第94章 你是谁?你是我义子!
说起来,许朔今非昔比,早已不是当年差点为徒附的破產子弟,也非东海贼曹可比,如今的身份地位,堪称徐州第一功臣。
也因此,许朔结交的友人逐渐脉络广博,学识也是水涨船高,至於口才、辩才更是出眾,但是只要和元龙在一起私谈时,便会洒脱自在。
这也是两人过命的情义所得。
“元龙!”许朔侧躺在榻上,微醺之中閒適而得意的道:“而今我的运气真是,光靠话语难以言说!此去江东,贤才竞相结交,来追隨者不绝於途。”
没想到,陈登听见这句话直接就坐起了身来,认真看著许朔道:“子初,还真不是这样,这並非是你的运气好,而是这些人本就会找准时机站到你身后。”
“怎么说?”许朔听见陈登这么说也来了兴致,盘腿起身来听他的见解。
陈登正色道:“你到了一处访问风俗,盯著那个地方的贤才豪士,难道他们就不会盯著你吗?
子初我问你,那些隱士也好,寒士也罢,他们最看重你的什么优势?”
许朔摸著下巴短须苦思了一会儿,然后不確定的道:“我的潜力?未来有望执掌四府?”
“这倒是,”陈登挠了挠头,他已经习惯性忽略许朔未来会更有成就这件事了,毕竟现在的成就已经不亚於大汉史上多数將军了,“把这个作为前提,他们又看重什么?”
许朔咋舌道:“难道说是顏貌?”
陈登颇为意外的瞪了他一眼,什么时候变得如此不要脸了。
旋即也直接道:“自然是关注位置”,也就是跟隨你之后能位居何处、置於何地,以往你是別部司马,身旁最多有主计、主簿,文武副手一二人,仅此而已,再来共事也无有大任。”
“等你为沛相,骑都尉,无论是军中还是郡国,位置自然多了,文可得治理郡国之功,亦能协同军务、筹措军备,武自然是征战廝杀,你在军中地位越高,立功自然就越容易。”
“只是你这人比他人奇异,许多地位较高的將军,取功都是委派险要的军令给他人,而自己取正合,偏偏你善去危险之地,又还能屡次大胜,这就让人不得不更为敬佩。”
“是,”许朔很不谦虚的点了点头,“我向来是享受危险的。”
“嘖,”陈登嘴说白了他一眼,但是却也没有反驳,许朔总是冲在最危险的战线上,得到的功绩和名声也是冠绝三军,长久之后,威信自然也就立於眾人之心了,“所以,但凡有才之士,在知晓你日后必定飞黄腾达的情况下,看重的便是你身边的位置”,譬如张子布,此时他肯来出仕便是因为他有治富之才,而你刚好又懂他的才学,再没有什么比这更和洽的了。”
得陈登一言,许朔还真是拿开了障目之叶,眼前豁然开朗。
如此看来还真的不是运气所致,自己如今居於伏波將军、辰亭侯,兼任沛国相,可举荐的人越发的多,所以就成为了江淮一带,那些欲出位的文武之首选。
陈登接著笑道:“以往玄德公虽得令徐州,但依旧不得士人追隨,你现在明白是为何了?”
“嗯,玄德公那时未曾得明廷詔令,而且家世出身並不显赫,便是你所说的位置”太少,跟隨左右可想到的重任”无非是从事、主簿,或者別部司马等位,尚还需要多年打拼,於是有志於此的人就愿意来,而想要等著合適的高位一鸣惊人的贤才便会等一等。”

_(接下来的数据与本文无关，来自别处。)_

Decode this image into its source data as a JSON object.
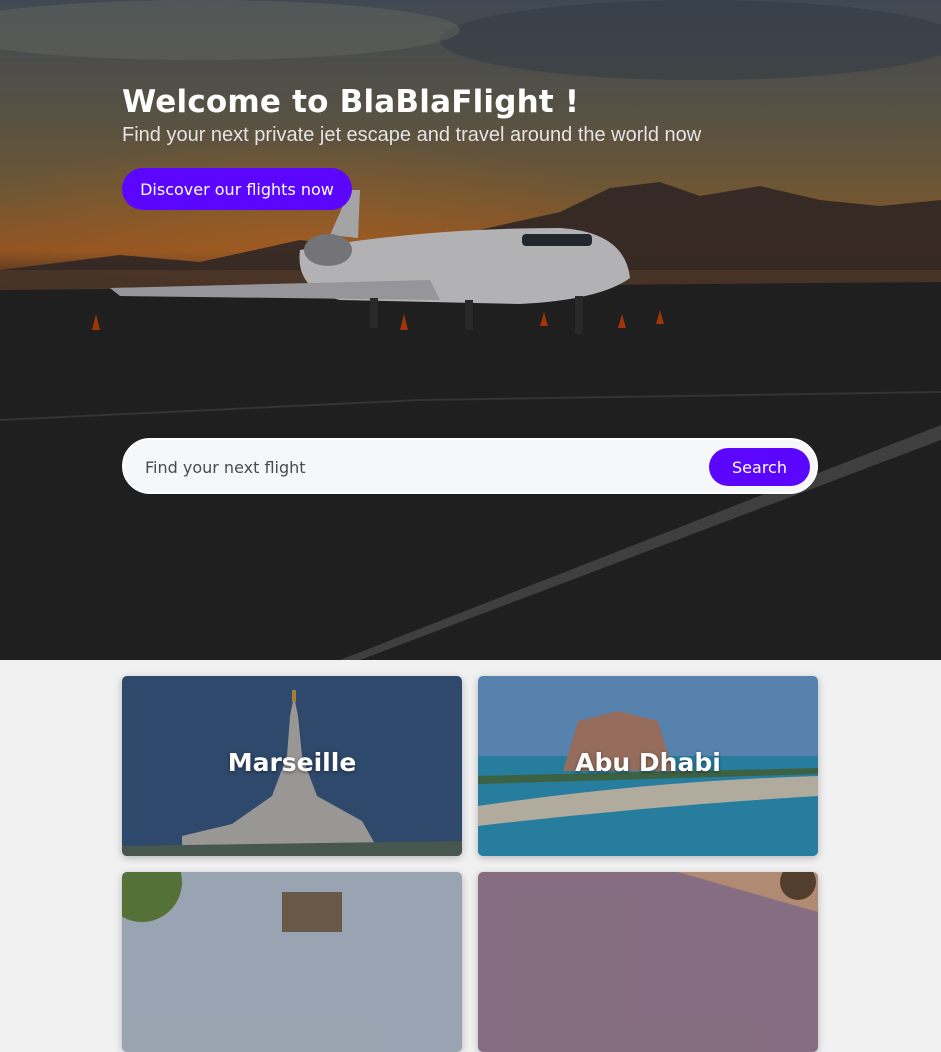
{
  "hero": {
    "title": "Welcome to BlaBlaFlight !",
    "subtitle": "Find your next private jet escape and travel around the world now",
    "cta_label": "Discover our flights now"
  },
  "search": {
    "placeholder": "Find your next flight",
    "button_label": "Search"
  },
  "destinations": [
    {
      "name": "Marseille"
    },
    {
      "name": "Abu Dhabi"
    },
    {
      "name": ""
    },
    {
      "name": ""
    }
  ],
  "colors": {
    "accent": "#5b06ff",
    "page_background": "#f1f1f2",
    "text_light": "#ffffff"
  }
}
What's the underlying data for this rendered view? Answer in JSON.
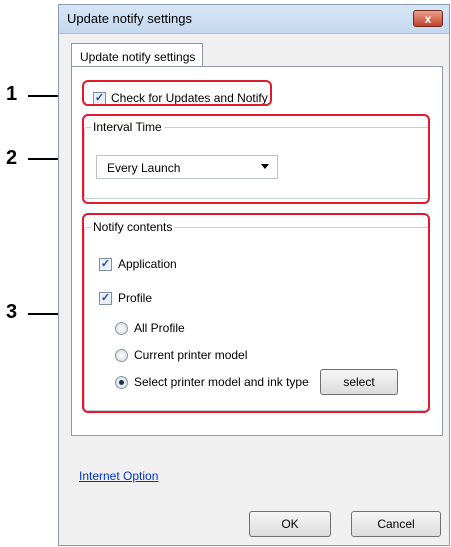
{
  "window": {
    "title": "Update notify settings",
    "close_symbol": "x",
    "tab_label": "Update notify settings"
  },
  "check_updates": {
    "label": "Check for Updates and Notify",
    "checked": true
  },
  "interval": {
    "group_title": "Interval Time",
    "selected": "Every Launch"
  },
  "notify": {
    "group_title": "Notify contents",
    "application": {
      "label": "Application",
      "checked": true
    },
    "profile": {
      "label": "Profile",
      "checked": true
    },
    "radios": [
      {
        "label": "All Profile",
        "selected": false
      },
      {
        "label": "Current printer model",
        "selected": false
      },
      {
        "label": "Select printer model and ink type",
        "selected": true
      }
    ],
    "select_button": "select"
  },
  "footer": {
    "internet_option": "Internet Option",
    "ok": "OK",
    "cancel": "Cancel"
  },
  "callouts": [
    "1",
    "2",
    "3"
  ],
  "colors": {
    "callout_border": "#e3192d",
    "link": "#0033cc"
  }
}
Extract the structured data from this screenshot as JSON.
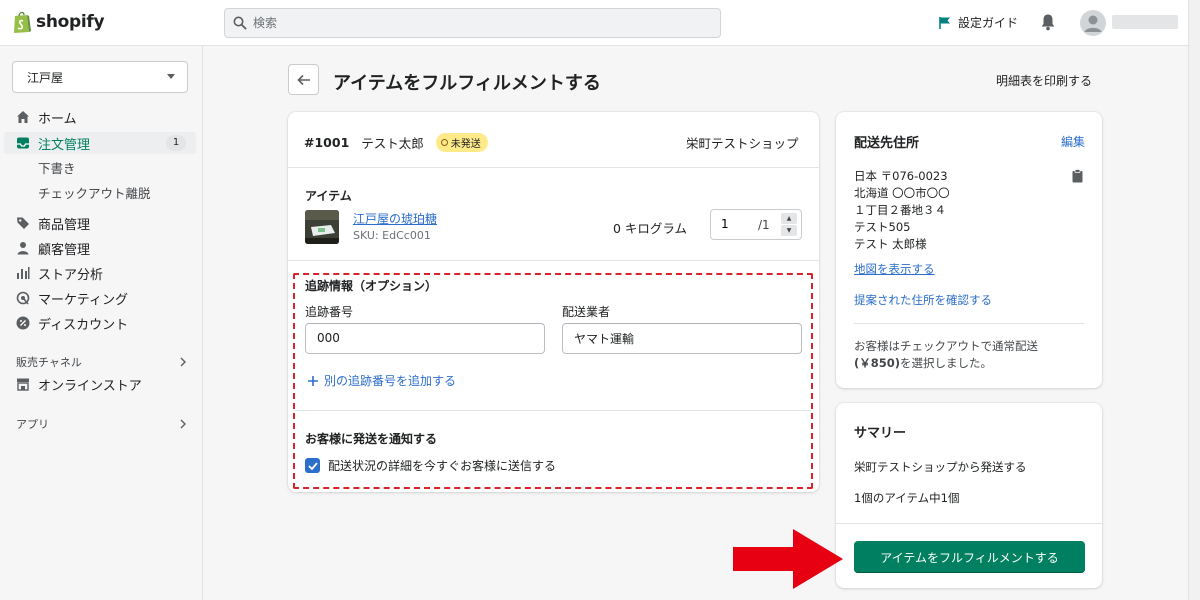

“对,”陈登躺了下去,懒散的道:“是故,古往今来皆是如此,追隨一人需要多方考量,左传所说的鸟则择木,便是这个道理。”
他又认真的转头看向许朔:“你以前和我开玩笑说良禽择木而棲,贤臣择主而事”是一句给人留后路的话,广为传言之后便会开归降的先河,有点道理,但不多!”
“择木,依左传的微言大义,应当言说君子审时度势”,强调的是不可逆势而为,唯有看清局势知长短,才能找到合適自己发挥的地方。”
许朔微微点头:“受教了,还得是元龙,方能与我推心置腹的交论学识、谈及经典。”
成功的空谈一晚上!
许朔已经收到了“学识 1”的风,又是空谈的一天。
“你是谁?你是我义子!”陈登眉头一挑,意气风发,嘴角带著淡淡的坏笑,像极了许朔印象中的那种痞帅渣男,“我跟你讲!以后你若是当了三公九卿,或是那一年坐上了大將军之位,得开府徵士,那真是要著重写进史书里的,那史官日后给你立传,多少要写上一句:许子初,起於陈元龙之举荐。”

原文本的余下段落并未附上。